Lineage is advised by Latham & Watkins. Emergent is advised by Debevoise & Plimpton.
S4 Capital's global content practice MediaMonks agreed to merge with WhiteBalance, a Delhi-based content creation, and production company. Financial terms were not disclosed.
"India is a country very close to my heart - one built on a heritage of creativity, and characterized by a vibrant culture. As you can imagine, I'm delighted to continue to expand into this fast-growing market, offering a wealth of talent and significant growth opportunities, and the merger with WhiteBalance is the next step for us to build a leading creative content business here. At the same time, we're strengthening our position in the APAC region - ever more important - as India continues its trajectory to become the most populous country on earth," Martin Sorrell, S4 Capital Executive Chairman.

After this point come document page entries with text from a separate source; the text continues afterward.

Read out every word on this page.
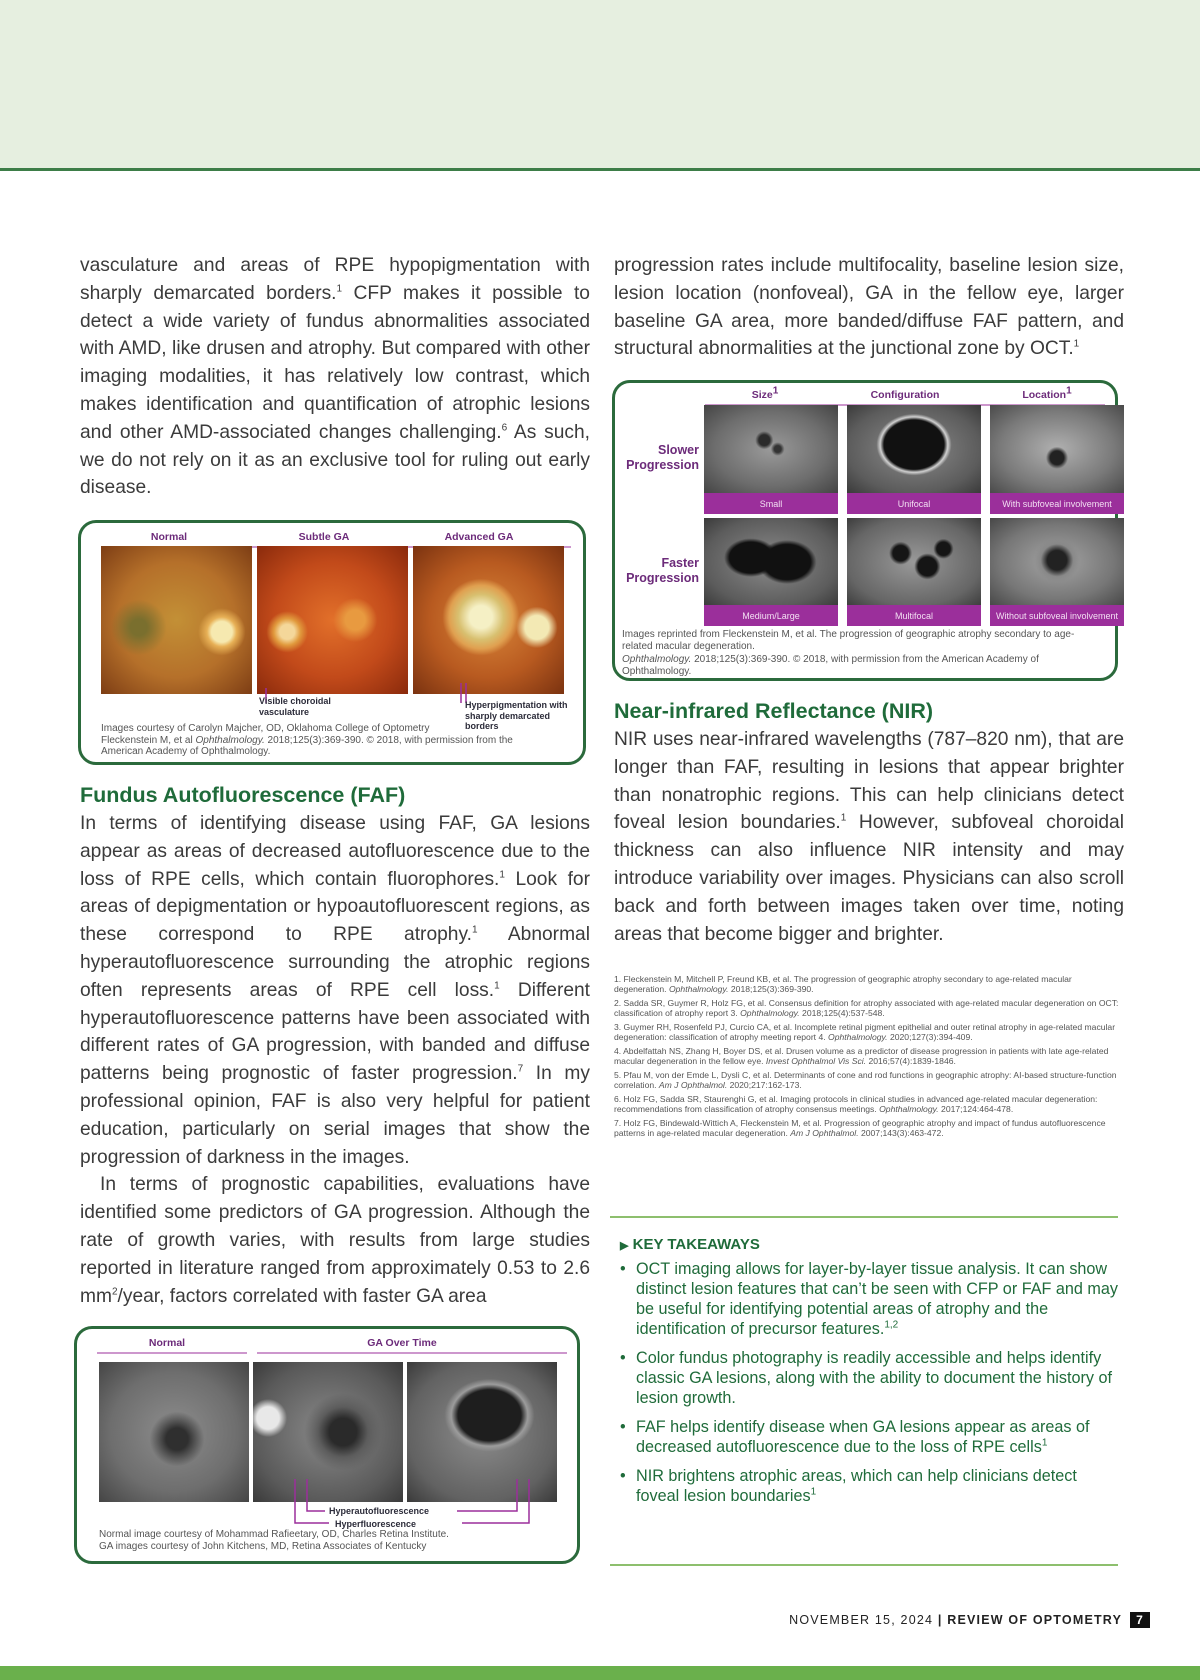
vasculature and areas of RPE hypopigmentation with sharply demarcated borders.$^1$ CFP makes it possible to detect a wide variety of fundus abnormalities associated with AMD, like drusen and atrophy. But compared with other imaging modalities, it has relatively low contrast, which makes identification and quantification of atrophic lesions and other AMD-associated changes challenging.$^6$ As such, we do not rely on it as an exclusive tool for ruling out early disease.

Normal	Subtle GA	Advanced GA
Visible choroidal vasculature
Hyperpigmentation with sharply demarcated borders
Images courtesy of Carolyn Majcher, OD, Oklahoma College of Optometry
Fleckenstein M, et al Ophthalmology. 2018;125(3):369-390. © 2018, with permission from the American Academy of Ophthalmology.
Fundus Autofluorescence (FAF)

In terms of identifying disease using FAF, GA lesions appear as areas of decreased autofluorescence due to the loss of RPE cells, which contain fluorophores.$^1$ Look for areas of depigmentation or hypoautofluorescent regions, as these correspond to RPE atrophy.$^1$ Abnormal hyperautofluorescence surrounding the atrophic regions often represents areas of RPE cell loss.$^1$ Different hyperautofluorescence patterns have been associated with different rates of GA progression, with banded and diffuse patterns being prognostic of faster progression.$^7$ In my professional opinion, FAF is also very helpful for patient education, particularly on serial images that show the progression of darkness in the images.

In terms of prognostic capabilities, evaluations have identified some predictors of GA progression. Although the rate of growth varies, with results from large studies reported in literature ranged from approximately 0.53 to 2.6 $mm^2$/year, factors correlated with faster GA area

Normal	GA Over Time
Hyperautofluorescence
Hyperfluorescence
Normal image courtesy of Mohammad Rafieetary, OD, Charles Retina Institute.
GA images courtesy of John Kitchens, MD, Retina Associates of Kentucky

progression rates include multifocality, baseline lesion size, lesion location (nonfoveal), GA in the fellow eye, larger baseline GA area, more banded/diffuse FAF pattern, and structural abnormalities at the junctional zone by OCT.$^1$

Size$^1$	Configuration	Location$^1$
Slower Progression
Faster Progression
Small	Unifocal	With subfoveal involvement
Medium/Large	Multifocal	Without subfoveal involvement
Images reprinted from Fleckenstein M, et al. The progression of geographic atrophy secondary to age-related macular degeneration.
Ophthalmology. 2018;125(3):369-390. © 2018, with permission from the American Academy of Ophthalmology.
Near-infrared Reflectance (NIR)

NIR uses near-infrared wavelengths (787–820 nm), that are longer than FAF, resulting in lesions that appear brighter than nonatrophic regions. This can help clinicians detect foveal lesion boundaries.$^1$ However, subfoveal choroidal thickness can also influence NIR intensity and may introduce variability over images. Physicians can also scroll back and forth between images taken over time, noting areas that become bigger and brighter.

1. Fleckenstein M, Mitchell P, Freund KB, et al. The progression of geographic atrophy secondary to age-related macular degeneration. Ophthalmology. 2018;125(3):369-390.

2. Sadda SR, Guymer R, Holz FG, et al. Consensus definition for atrophy associated with age-related macular degeneration on OCT: classification of atrophy report 3. Ophthalmology. 2018;125(4):537-548.

3. Guymer RH, Rosenfeld PJ, Curcio CA, et al. Incomplete retinal pigment epithelial and outer retinal atrophy in age-related macular degeneration: classification of atrophy meeting report 4. Ophthalmology. 2020;127(3):394-409.

4. Abdelfattah NS, Zhang H, Boyer DS, et al. Drusen volume as a predictor of disease progression in patients with late age-related macular degeneration in the fellow eye. Invest Ophthalmol Vis Sci. 2016;57(4):1839-1846.

5. Pfau M, von der Emde L, Dysli C, et al. Determinants of cone and rod functions in geographic atrophy: AI-based structure-function correlation. Am J Ophthalmol. 2020;217:162-173.

6. Holz FG, Sadda SR, Staurenghi G, et al. Imaging protocols in clinical studies in advanced age-related macular degeneration: recommendations from classification of atrophy consensus meetings. Ophthalmology. 2017;124:464-478.

7. Holz FG, Bindewald-Wittich A, Fleckenstein M, et al. Progression of geographic atrophy and impact of fundus autofluorescence patterns in age-related macular degeneration. Am J Ophthalmol. 2007;143(3):463-472.

▶ KEY TAKEAWAYS
• OCT imaging allows for layer-by-layer tissue analysis. It can show distinct lesion features that can’t be seen with CFP or FAF and may be useful for identifying potential areas of atrophy and the identification of precursor features.$^{1,2}$
• Color fundus photography is readily accessible and helps identify classic GA lesions, along with the ability to document the history of lesion growth.
• FAF helps identify disease when GA lesions appear as areas of decreased autofluorescence due to the loss of RPE cells$^1$
• NIR brightens atrophic areas, which can help clinicians detect foveal lesion boundaries$^1$
NOVEMBER 15, 2024 | REVIEW OF OPTOMETRY	7
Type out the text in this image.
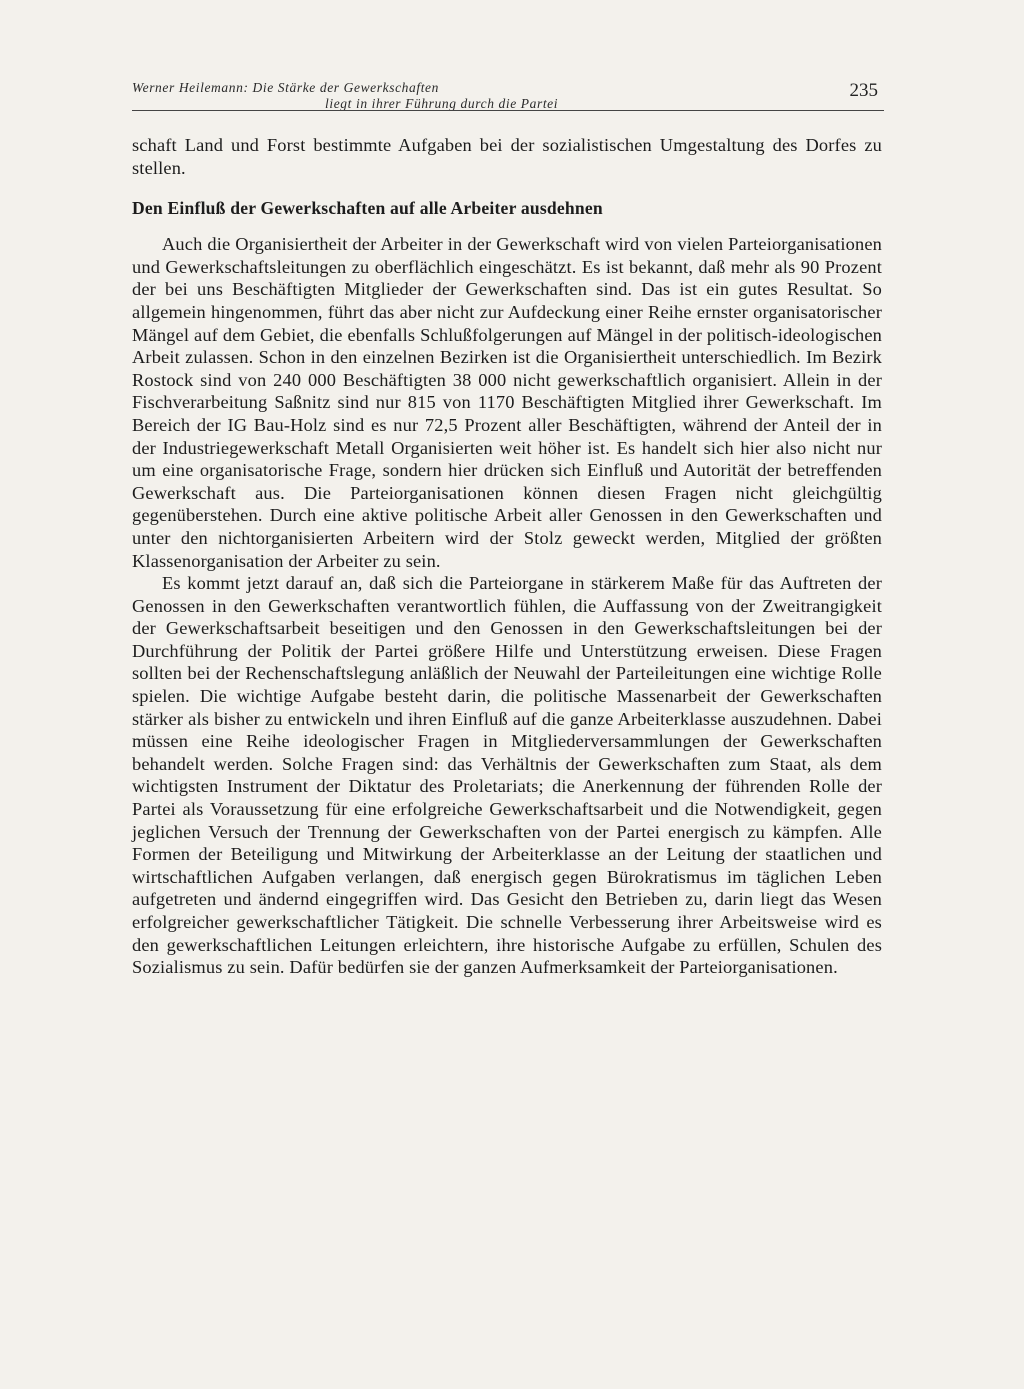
Werner Heilemann: Die Stärke der Gewerkschaften
liegt in ihrer Führung durch die Partei
235

schaft Land und Forst bestimmte Aufgaben bei der sozialistischen Umgestaltung des Dorfes zu stellen.

Den Einfluß der Gewerkschaften auf alle Arbeiter ausdehnen

Auch die Organisiertheit der Arbeiter in der Gewerkschaft wird von vielen Parteiorganisationen und Gewerkschaftsleitungen zu oberflächlich eingeschätzt. Es ist bekannt, daß mehr als 90 Prozent der bei uns Beschäftigten Mitglieder der Gewerkschaften sind. Das ist ein gutes Resultat. So allgemein hingenommen, führt das aber nicht zur Aufdeckung einer Reihe ernster organisatorischer Mängel auf dem Gebiet, die ebenfalls Schlußfolgerungen auf Mängel in der politisch-ideologischen Arbeit zulassen. Schon in den einzelnen Bezirken ist die Organisiertheit unterschiedlich. Im Bezirk Rostock sind von 240 000 Beschäftigten 38 000 nicht gewerkschaftlich organisiert. Allein in der Fischverarbeitung Saßnitz sind nur 815 von 1170 Beschäftigten Mitglied ihrer Gewerkschaft. Im Bereich der IG Bau-Holz sind es nur 72,5 Prozent aller Beschäftigten, während der Anteil der in der Industriegewerkschaft Metall Organisierten weit höher ist. Es handelt sich hier also nicht nur um eine organisatorische Frage, sondern hier drücken sich Einfluß und Autorität der betreffenden Gewerkschaft aus. Die Parteiorganisationen können diesen Fragen nicht gleichgültig gegenüberstehen. Durch eine aktive politische Arbeit aller Genossen in den Gewerkschaften und unter den nichtorganisierten Arbeitern wird der Stolz geweckt werden, Mitglied der größten Klassenorganisation der Arbeiter zu sein.

Es kommt jetzt darauf an, daß sich die Parteiorgane in stärkerem Maße für das Auftreten der Genossen in den Gewerkschaften verantwortlich fühlen, die Auffassung von der Zweitrangigkeit der Gewerkschaftsarbeit beseitigen und den Genossen in den Gewerkschaftsleitungen bei der Durchführung der Politik der Partei größere Hilfe und Unterstützung erweisen. Diese Fragen sollten bei der Rechenschaftslegung anläßlich der Neuwahl der Parteileitungen eine wichtige Rolle spielen. Die wichtige Aufgabe besteht darin, die politische Massenarbeit der Gewerkschaften stärker als bisher zu entwickeln und ihren Einfluß auf die ganze Arbeiterklasse auszudehnen. Dabei müssen eine Reihe ideologischer Fragen in Mitgliederversammlungen der Gewerkschaften behandelt werden. Solche Fragen sind: das Verhältnis der Gewerkschaften zum Staat, als dem wichtigsten Instrument der Diktatur des Proletariats; die Anerkennung der führenden Rolle der Partei als Voraussetzung für eine erfolgreiche Gewerkschaftsarbeit und die Notwendigkeit, gegen jeglichen Versuch der Trennung der Gewerkschaften von der Partei energisch zu kämpfen. Alle Formen der Beteiligung und Mitwirkung der Arbeiterklasse an der Leitung der staatlichen und wirtschaftlichen Aufgaben verlangen, daß energisch gegen Bürokratismus im täglichen Leben aufgetreten und ändernd eingegriffen wird. Das Gesicht den Betrieben zu, darin liegt das Wesen erfolgreicher gewerkschaftlicher Tätigkeit. Die schnelle Verbesserung ihrer Arbeitsweise wird es den gewerkschaftlichen Leitungen erleichtern, ihre historische Aufgabe zu erfüllen, Schulen des Sozialismus zu sein. Dafür bedürfen sie der ganzen Aufmerksamkeit der Parteiorganisationen.
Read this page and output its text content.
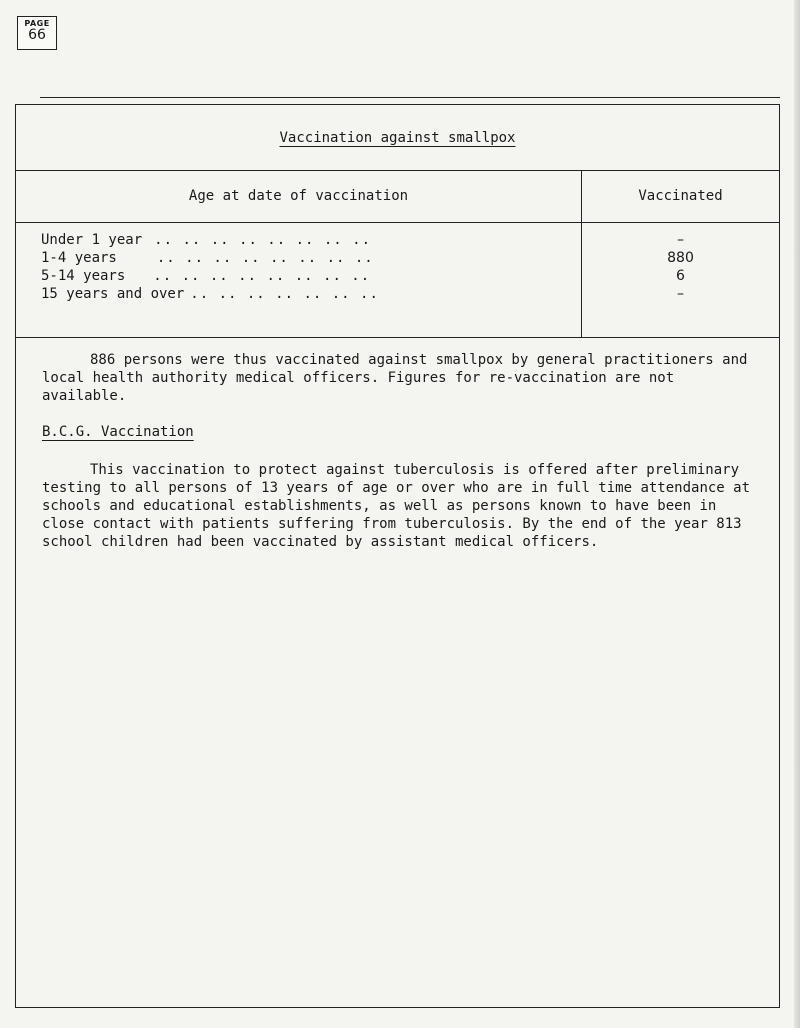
PAGE
66
Vaccination against smallpox
Age at date of vaccination	Vaccinated
Under 1 year .. .. .. .. .. .. .. ..
1-4 years	.. .. .. .. .. .. .. ..
5-14 years .. .. .. .. .. .. .. ..
15 years and over .. .. .. .. .. .. ..
–
880
6
–

886 persons were thus vaccinated against smallpox by general practitioners and local health authority medical officers. Figures for re-vaccination are not available.

B.C.G. Vaccination

This vaccination to protect against tuberculosis is offered after preliminary testing to all persons of 13 years of age or over who are in full time attendance at schools and educational establishments, as well as persons known to have been in close contact with patients suffering from tuberculosis. By the end of the year 813 school children had been vaccinated by assistant medical officers.
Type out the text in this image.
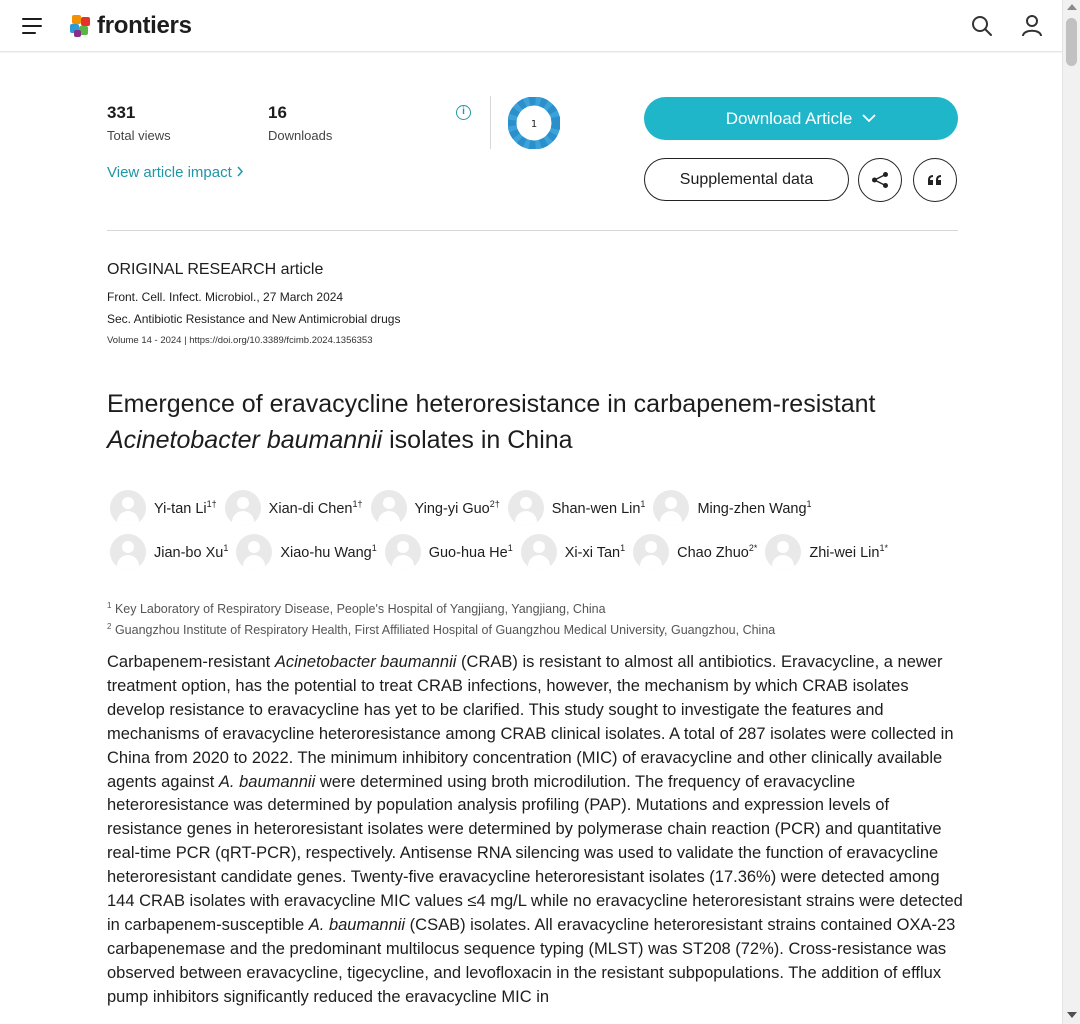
frontiers
331
Total views
16
Downloads
i
View article impact
1	Download Article
Supplemental data
ORIGINAL RESEARCH article
Front. Cell. Infect. Microbiol., 27 March 2024
Sec. Antibiotic Resistance and New Antimicrobial drugs
Volume 14 - 2024 | https://doi.org/10.3389/fcimb.2024.1356353
Emergence of eravacycline heteroresistance in carbapenem-resistant Acinetobacter baumannii isolates in China
Yi-tan $Li^{1\dagger}$	Xian-di Chen$^{1\dagger}$	Ying-yi Guo$^{2\dagger}$	Shan-wen Lin$^1$	Ming-zhen Wang$^1$
Jian-bo Xu$^1$	Xiao-hu Wang$^1$	Guo-hua He$^1$	Xi-xi Tan$^1$	Chao Zhuo$^{2*}$	Zhi-wei Lin$^{1*}$
$^1$ Key Laboratory of Respiratory Disease, People's Hospital of Yangjiang, Yangjiang, China
$^2$ Guangzhou Institute of Respiratory Health, First Affiliated Hospital of Guangzhou Medical University, Guangzhou, China

Carbapenem-resistant Acinetobacter baumannii (CRAB) is resistant to almost all antibiotics. Eravacycline, a newer treatment option, has the potential to treat CRAB infections, however, the mechanism by which CRAB isolates develop resistance to eravacycline has yet to be clarified. This study sought to investigate the features and mechanisms of eravacycline heteroresistance among CRAB clinical isolates. A total of 287 isolates were collected in China from 2020 to 2022. The minimum inhibitory concentration (MIC) of eravacycline and other clinically available agents against A. baumannii were determined using broth microdilution. The frequency of eravacycline heteroresistance was determined by population analysis profiling (PAP). Mutations and expression levels of resistance genes in heteroresistant isolates were determined by polymerase chain reaction (PCR) and quantitative real-time PCR (qRT-PCR), respectively. Antisense RNA silencing was used to validate the function of eravacycline heteroresistant candidate genes. Twenty-five eravacycline heteroresistant isolates (17.36%) were detected among 144 CRAB isolates with eravacycline MIC values ≤4 mg/L while no eravacycline heteroresistant strains were detected in carbapenem-susceptible A. baumannii (CSAB) isolates. All eravacycline heteroresistant strains contained OXA-23 carbapenemase and the predominant multilocus sequence typing (MLST) was ST208 (72%). Cross-resistance was observed between eravacycline, tigecycline, and levofloxacin in the resistant subpopulations. The addition of efflux pump inhibitors significantly reduced the eravacycline MIC in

S4 is advised by Powerscourt.
MBK Partners, a private equity firm, and Mirae Asset Daewoo, an investment bank, agreed to acquire a 29% stake in CJ Group, a cinema chain, from CGI Holdings, a South Korean conglomerate, for $286m.
The buyers will be given drag-along rights, which would allow them to sell shares under the same condition as a majority stakeholder, while CJ CGV will have a call option, or the rights to buy stocks in CGI Holdings.
Metlifecare receives a takeover offer.
Reuters reported that Metlifecare, one of New Zealand's largest retirement village providers, received a takeover offer from a “credible third party.”
The company said they had started discussions regarding the offer but the price proposed valued the company below the board’s expectations.
LaSalle raised $560m for Japan property fund. (FS, RE)
US-based real estate investor LaSalle Investment Management launched its first Japan-focused open-ended core fund with $560m in initial commitments. The fund will invest in diversified assets across the office, industrial, retail, and multifamily sectors in Japan, mainly in the cities of Tokyo, Osaka, Nagoya, and Fukuoka.
“We are excited to launch our first private open-ended core fund in Asia with a sizeable initial portfolio that, given its high asset quality, potential to generate strong recurring cash flows and desirable locations, directly aligns with the vehicle’s investment parameters,” Mark Gabbay, LaSalle Asia Pacific CEO.
India Quotient raises $100m for two funds. (FS)
Venture capital firm India Quotient closed its third fund of $60m. The firm is also raising a $40m opportunities fund to invest in its best performing portfolio companies, taking the total funds it will deploy over the next two years or so to $100m.
“The bar for raising money is getting higher even for good companies. With a $60m primary fund and the $40m opportunities fund working in tandem, we will now be able to support our companies much longer in their journey,” Anand Lunia, India Quotient Managing Partner.